Making intranets interesting

Too many companies invest in intranets only to see them fail

Darwin magazine tells a compelling story about the power of a company intranet.

Writer Daintry Duffy explains that HP used its intranet to ask staff if they were willing to take voluntary pay cuts. Eventually, more than 90% of employees volunteered and HP believes the intranet played a central role.

“Instead of finding out by word of mouth whether people were signing up, employees could check the site to see the current tally of volunteers. As the count steadily increased, it convinced more people to participate,” Duffy says.

However, many companies invest money in intranets only to see them fail or be met with little enthusiasm.

Part of the problem is caused by companies not considering why they are launching an intranet in the first place. There are lots of potential uses for an intranet but companies should know how the intranet will affect their strategic objectives.

Another problem with intranets is when they do not deliver value to employees.

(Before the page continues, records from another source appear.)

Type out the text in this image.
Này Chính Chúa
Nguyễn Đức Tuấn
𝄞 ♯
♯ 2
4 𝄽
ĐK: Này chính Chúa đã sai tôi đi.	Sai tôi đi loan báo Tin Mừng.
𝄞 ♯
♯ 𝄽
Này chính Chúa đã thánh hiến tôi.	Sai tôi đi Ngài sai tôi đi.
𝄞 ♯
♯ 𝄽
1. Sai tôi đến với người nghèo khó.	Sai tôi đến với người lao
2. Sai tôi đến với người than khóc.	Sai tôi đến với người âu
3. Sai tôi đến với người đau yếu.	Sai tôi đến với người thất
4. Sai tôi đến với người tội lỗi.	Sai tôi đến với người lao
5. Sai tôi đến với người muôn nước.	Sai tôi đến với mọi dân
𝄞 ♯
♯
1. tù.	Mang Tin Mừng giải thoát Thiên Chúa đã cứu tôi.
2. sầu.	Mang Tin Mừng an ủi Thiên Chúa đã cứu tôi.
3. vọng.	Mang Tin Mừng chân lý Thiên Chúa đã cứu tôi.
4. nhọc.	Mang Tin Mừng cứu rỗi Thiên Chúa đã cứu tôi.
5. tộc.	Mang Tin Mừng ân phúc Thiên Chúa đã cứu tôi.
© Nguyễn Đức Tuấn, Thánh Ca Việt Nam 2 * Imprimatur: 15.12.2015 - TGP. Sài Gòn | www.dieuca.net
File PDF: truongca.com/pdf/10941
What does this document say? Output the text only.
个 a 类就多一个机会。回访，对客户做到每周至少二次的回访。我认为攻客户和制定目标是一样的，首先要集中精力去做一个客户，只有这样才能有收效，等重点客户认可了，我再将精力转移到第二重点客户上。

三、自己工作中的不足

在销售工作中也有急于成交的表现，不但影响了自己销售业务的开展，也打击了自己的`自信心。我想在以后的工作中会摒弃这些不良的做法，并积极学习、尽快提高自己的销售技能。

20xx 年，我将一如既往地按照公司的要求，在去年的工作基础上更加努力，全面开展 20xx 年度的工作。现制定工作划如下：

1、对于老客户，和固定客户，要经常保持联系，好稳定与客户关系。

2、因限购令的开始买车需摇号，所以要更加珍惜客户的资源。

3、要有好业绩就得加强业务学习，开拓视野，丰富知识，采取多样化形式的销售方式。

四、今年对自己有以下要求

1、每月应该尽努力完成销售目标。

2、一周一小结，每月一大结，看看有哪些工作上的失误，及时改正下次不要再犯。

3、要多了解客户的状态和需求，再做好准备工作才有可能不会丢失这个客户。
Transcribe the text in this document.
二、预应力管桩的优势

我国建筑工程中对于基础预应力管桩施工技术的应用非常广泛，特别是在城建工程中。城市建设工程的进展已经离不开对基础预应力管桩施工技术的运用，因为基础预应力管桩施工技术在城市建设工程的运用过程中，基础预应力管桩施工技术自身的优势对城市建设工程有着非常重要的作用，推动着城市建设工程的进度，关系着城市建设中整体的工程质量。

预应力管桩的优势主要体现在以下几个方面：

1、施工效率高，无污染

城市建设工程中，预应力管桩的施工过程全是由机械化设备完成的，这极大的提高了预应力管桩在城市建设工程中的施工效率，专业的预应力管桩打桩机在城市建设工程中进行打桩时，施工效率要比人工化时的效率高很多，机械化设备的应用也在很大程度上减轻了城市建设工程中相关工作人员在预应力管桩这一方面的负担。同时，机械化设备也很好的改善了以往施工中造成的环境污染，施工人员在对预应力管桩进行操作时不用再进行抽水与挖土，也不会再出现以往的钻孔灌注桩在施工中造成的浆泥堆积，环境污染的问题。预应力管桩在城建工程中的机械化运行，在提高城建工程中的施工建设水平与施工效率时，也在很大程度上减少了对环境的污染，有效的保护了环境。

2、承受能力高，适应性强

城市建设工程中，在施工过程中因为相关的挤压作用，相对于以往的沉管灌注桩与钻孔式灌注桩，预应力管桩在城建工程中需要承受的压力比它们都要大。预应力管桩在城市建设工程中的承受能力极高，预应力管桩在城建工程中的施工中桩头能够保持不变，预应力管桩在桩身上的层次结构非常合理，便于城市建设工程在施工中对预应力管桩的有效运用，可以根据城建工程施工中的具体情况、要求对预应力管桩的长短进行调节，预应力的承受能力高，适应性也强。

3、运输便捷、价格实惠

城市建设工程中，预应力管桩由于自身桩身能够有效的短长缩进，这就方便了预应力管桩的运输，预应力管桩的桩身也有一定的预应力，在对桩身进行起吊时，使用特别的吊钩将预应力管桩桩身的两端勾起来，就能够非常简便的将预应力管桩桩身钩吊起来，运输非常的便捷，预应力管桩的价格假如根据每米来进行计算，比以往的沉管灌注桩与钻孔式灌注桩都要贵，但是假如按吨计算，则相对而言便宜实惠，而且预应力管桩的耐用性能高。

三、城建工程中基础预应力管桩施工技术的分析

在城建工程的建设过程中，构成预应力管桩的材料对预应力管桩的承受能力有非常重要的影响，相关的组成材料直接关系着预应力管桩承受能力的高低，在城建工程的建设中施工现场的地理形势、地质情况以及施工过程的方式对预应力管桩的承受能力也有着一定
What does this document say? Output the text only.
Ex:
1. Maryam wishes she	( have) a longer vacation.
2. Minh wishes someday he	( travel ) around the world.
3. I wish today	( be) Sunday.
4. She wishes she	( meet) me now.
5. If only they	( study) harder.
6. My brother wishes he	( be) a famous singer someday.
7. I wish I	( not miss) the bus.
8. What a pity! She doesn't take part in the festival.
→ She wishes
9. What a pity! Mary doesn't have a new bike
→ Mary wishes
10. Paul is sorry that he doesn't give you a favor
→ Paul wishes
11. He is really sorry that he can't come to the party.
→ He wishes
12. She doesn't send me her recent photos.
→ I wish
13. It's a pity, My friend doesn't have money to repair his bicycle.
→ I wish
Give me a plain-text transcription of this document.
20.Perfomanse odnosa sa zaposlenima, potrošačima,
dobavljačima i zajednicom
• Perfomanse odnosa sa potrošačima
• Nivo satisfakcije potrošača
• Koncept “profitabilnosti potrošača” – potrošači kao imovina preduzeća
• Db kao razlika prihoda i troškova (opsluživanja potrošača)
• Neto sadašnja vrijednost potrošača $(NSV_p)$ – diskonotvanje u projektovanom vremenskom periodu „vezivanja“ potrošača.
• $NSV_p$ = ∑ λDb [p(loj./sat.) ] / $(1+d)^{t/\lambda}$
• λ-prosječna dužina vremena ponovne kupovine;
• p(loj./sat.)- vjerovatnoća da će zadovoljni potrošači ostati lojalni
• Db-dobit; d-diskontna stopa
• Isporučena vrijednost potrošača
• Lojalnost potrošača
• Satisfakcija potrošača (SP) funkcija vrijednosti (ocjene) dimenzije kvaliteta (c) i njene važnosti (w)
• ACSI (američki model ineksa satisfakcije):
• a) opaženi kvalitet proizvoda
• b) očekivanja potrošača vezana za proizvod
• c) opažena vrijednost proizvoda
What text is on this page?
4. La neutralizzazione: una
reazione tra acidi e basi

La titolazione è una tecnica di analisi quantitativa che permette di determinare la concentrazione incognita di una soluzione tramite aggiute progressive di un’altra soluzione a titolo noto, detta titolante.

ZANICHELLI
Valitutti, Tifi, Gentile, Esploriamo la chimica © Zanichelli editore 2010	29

“Stale content and lack of meaningful service offerings are, rightfully, a big turnoff … give them things that will help them do their jobs and don’t waste their time,” Duffy says.

To ensure intranets have fresh and relevant content, companies should encourage topic experts to contribute and maintain their own content and perhaps offer incentives for contributions. At consulting firm Andersen, contribution to the intranet is an element of each employee’s performance review.

Another way to ensure staff use the intranet is to shut down access to that information by any other means.

Intranets should be easy to navigate and not based around the organisation chart (that is around HR, benefits, marketing, sales).

Lisa Sulgit, a web consultant, told Duffy when interviewed for the article: “Your employees don’t know what HR is and they don’t care … they just want to get the stuff they need,”

Writing for Microsoft’s website, Jeff Wuorio says that an administrator needs to be appointed to manage the site and access to it don’t let everyone have the ability to delete or edit content. Also, don’t give into the temptation to throw every possible feature on the site.

“Don't approach all those features like a sailor on shore leave. As a rule, it's best to keep an intranet — particularly a new one — simple to learn and simple to use.”

It sounds obvious, but Wuorio advises companies to aggressively test their system, particularly to see how it works when several users are on the system at the same time.

A Fast Companyarticle by George Anders gives a good example of an intranet building a sense of communitya senior marketing specialist posted her ten best tips on a discussion board on an insurance firm’s US nationwide intranet. Within a short time more than 40 agents from across the US had joined the discussion, and hundreds more had read the postings.

Anders spoke to corporate users about how to build a good intranet and discovered one common piece of advice: create a forum for best practices.

“Step back a moment and ask yourself: what made the public internet take off? The answer: users benefited from being connected to so many people, businesses and ideas at once. People love to share what they know, what they care about, what they’re proud of. A large intranet can capture some of that magic as well,” he says.

Anders says we often hear intranet champions say that if only employees would spend some time getting to know the site, they would discover all the useful content.

“The solution to that problem, of course, is to make your intranet an undeniably essential part of every employee’s workday,” he says.

“Give them news they can use right away, such as links to information on medical deductibles or vacation pay. For a factory site, something as simple as a cafeteria menu or an update on parking spaces might be the hook that snags employees. For a research centre site, up-to-the-minute competitive intelligence about major rivals will keep users coming back for more.

In any case, whatever the audience, your home page should offer something of immediate value,” Anders says.